The Medley

is a twice-a-year literary journal run by the students of Hansraj College, University of Delhi. It is a repository of stories, poems and essays sent to us from around the world since 2018.

Deaths Collected

I was in tenth grade when a pup with its head concussed was fussed over by a pack of rich colony kids. they fawned over it night and day, then gave up in disarray when the vet pronounced imminent death. so the starving pup moaned alone in silent concentric circles corresponding to societal circles growing larger and smaller till it lay down to die alone, wrapped in the food and nonexistent love it’d shat out, eye sockets a vacant lot, pleading the solitude in death that had so haunted it in life. in two seconds flat, the vultures descended, the cultures descended, wrapping ‘it’ turned ‘him’, into a jacket of emphatic sympathy, of tears and moans that could have shamed its unheard cries of death, and they lowered it into a grave full of grave secrets, whose fancy stone read, “here lies Fido”, which is a lie because Fido never lied, because Fido never existed when he was alive. A sad concussed pup died alone and cold, and Fido the lie, was a new name in Death’s Collective book of lies written down with the nonchalance of deathly calm, Is death even calm?

Was Camus, when he wrote the Myth of Sisyphus and said, in order to survive, one must believe Sisyphus happy? And there was once born an übermensch named Sisyphus who happily pushed a rock up a hill, a continuous process spelled ‘cunt’ because a happy Sisyphus existed only in myth. The real Sisyphus would’ve been a sissy, would’ve groaned under the deathless torture of his chore, and would’ve possibly craved to die, just die, only die, die alone. but in living death he was found by the vultures, erratic, literratic cultures and they stole from him the only thing he owned: despair. One now imagines Sisyphus happy, and goes on with life, and another name has been added in the list of Deaths’ sub head: Buried Alive.

When the unemployed wretch around my old family house situated himself at the base of a mango tree and begged for some money for his ailing wife, a weight machine beside him, unable yet to weigh the burdens of a solitary life, nothing clinked into his threadbare cap, that wasn’t coated in disdain for his pathetic attachment to his dying wife. the morning sun blushed redder than usual when it lit up the blue face of the corpse hanging from the mango tree, or the purple one lying below. by first light, spectacled doctors had gathered to gather in the spectacle, collecting money to buy an expensive shroud for bodies which would never be warm again. such undying love, they said, should be buried together, not apart, and two more names, were added in the ledger of Death’s collected heart. “जिसे जीतेजी तन ढाक्ने को चीथड़ा तक न मिला, उसे मरने पर नया कफ़न नहीं चाहिए।”

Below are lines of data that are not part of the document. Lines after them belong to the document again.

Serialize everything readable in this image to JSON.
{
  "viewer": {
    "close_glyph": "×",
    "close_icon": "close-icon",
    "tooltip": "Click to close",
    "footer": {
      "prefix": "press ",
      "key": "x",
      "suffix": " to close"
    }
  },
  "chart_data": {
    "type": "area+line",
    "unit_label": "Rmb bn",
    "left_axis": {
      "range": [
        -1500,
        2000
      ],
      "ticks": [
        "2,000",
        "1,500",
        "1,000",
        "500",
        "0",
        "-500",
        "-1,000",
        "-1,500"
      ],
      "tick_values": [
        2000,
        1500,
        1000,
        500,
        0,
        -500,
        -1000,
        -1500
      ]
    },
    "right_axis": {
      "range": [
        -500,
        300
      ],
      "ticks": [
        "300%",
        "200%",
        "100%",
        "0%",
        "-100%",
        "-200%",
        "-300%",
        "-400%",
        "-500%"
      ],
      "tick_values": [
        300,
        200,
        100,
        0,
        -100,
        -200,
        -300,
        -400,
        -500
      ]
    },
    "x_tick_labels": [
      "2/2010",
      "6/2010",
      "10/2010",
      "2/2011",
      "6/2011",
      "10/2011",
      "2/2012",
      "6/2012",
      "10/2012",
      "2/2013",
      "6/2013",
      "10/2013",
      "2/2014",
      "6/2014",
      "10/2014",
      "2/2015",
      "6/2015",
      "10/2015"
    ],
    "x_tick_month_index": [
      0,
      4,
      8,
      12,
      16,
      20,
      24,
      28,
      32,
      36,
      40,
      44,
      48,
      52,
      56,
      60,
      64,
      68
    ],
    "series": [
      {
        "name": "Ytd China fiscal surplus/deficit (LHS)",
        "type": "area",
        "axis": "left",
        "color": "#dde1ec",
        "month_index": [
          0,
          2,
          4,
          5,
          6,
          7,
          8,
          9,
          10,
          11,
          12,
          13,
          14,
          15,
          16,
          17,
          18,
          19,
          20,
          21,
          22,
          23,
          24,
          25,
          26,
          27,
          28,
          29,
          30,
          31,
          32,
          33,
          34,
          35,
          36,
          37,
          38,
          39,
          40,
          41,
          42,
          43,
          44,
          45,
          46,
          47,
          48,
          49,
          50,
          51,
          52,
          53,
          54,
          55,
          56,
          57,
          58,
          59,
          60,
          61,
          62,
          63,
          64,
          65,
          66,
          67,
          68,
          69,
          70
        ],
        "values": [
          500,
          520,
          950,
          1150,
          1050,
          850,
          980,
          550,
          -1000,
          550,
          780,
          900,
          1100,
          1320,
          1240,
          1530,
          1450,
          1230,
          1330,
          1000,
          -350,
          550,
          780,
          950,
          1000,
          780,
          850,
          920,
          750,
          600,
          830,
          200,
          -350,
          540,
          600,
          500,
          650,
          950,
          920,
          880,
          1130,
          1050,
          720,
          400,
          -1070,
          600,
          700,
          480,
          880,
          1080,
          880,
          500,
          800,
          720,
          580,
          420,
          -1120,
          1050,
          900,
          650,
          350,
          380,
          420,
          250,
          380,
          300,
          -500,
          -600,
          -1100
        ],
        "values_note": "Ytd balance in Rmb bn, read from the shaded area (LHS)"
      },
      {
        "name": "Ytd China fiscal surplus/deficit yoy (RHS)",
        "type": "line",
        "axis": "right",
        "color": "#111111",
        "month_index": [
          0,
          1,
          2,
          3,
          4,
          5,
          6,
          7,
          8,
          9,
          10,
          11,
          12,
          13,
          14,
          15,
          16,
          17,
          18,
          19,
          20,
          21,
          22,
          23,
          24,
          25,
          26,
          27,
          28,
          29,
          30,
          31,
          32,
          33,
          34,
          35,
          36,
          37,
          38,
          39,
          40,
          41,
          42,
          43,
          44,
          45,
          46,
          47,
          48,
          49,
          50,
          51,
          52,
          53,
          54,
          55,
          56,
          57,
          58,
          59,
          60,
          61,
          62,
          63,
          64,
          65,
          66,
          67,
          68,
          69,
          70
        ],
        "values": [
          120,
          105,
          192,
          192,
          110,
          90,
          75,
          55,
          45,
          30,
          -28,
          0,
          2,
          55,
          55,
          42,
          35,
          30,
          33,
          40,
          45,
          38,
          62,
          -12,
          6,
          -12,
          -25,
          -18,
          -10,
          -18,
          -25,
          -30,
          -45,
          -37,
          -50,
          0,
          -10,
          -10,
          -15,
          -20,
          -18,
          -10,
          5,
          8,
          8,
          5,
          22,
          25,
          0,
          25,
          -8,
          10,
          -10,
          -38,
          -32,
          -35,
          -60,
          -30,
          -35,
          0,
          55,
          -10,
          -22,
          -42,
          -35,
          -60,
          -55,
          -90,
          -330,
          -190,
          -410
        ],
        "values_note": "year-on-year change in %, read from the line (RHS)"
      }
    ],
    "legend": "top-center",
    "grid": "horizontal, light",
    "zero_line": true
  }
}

But one must firmly believe in God, Godot will redeem, will overcome some day, and maybe reverse the narrative of pain of Plath’s head in the oven, of Jesus on the cross, of Woolf’s pockets filled with stones, never as heavy as her heart, of Narcissus clawing his face to fucking end his torturous beauty, of Echo starved of love, but what echoes instead is a narrative of romantic death for something that is best described as rot and decay. they say the one way to end the meaninglessness of life, is to end one’s life, end it alone on one’s own terms. but it’s like Wonderland’s little doors: you can never die alone, can never, never tell what’s on the other end whether they’ll name you Jesus, or Scoundrel Christ. Good cop-bad son, teacher- gambler, lover-wife beater, rapist, martyr, murderer, liar, liars all lying down in deathly lies. Life is a lonely, lonely business in which the fittest too, shall eventually die. But death is a collective, of grudges and debts collected, deaths collected, a complicit web of lies that one can’t possibly deny.

Aparajita Deb

Aparajita is of the mind that human beings are receptacles for stories, and that our legacies are determined by how beautifully, sadly, terribly or carefully we weave magic through ours.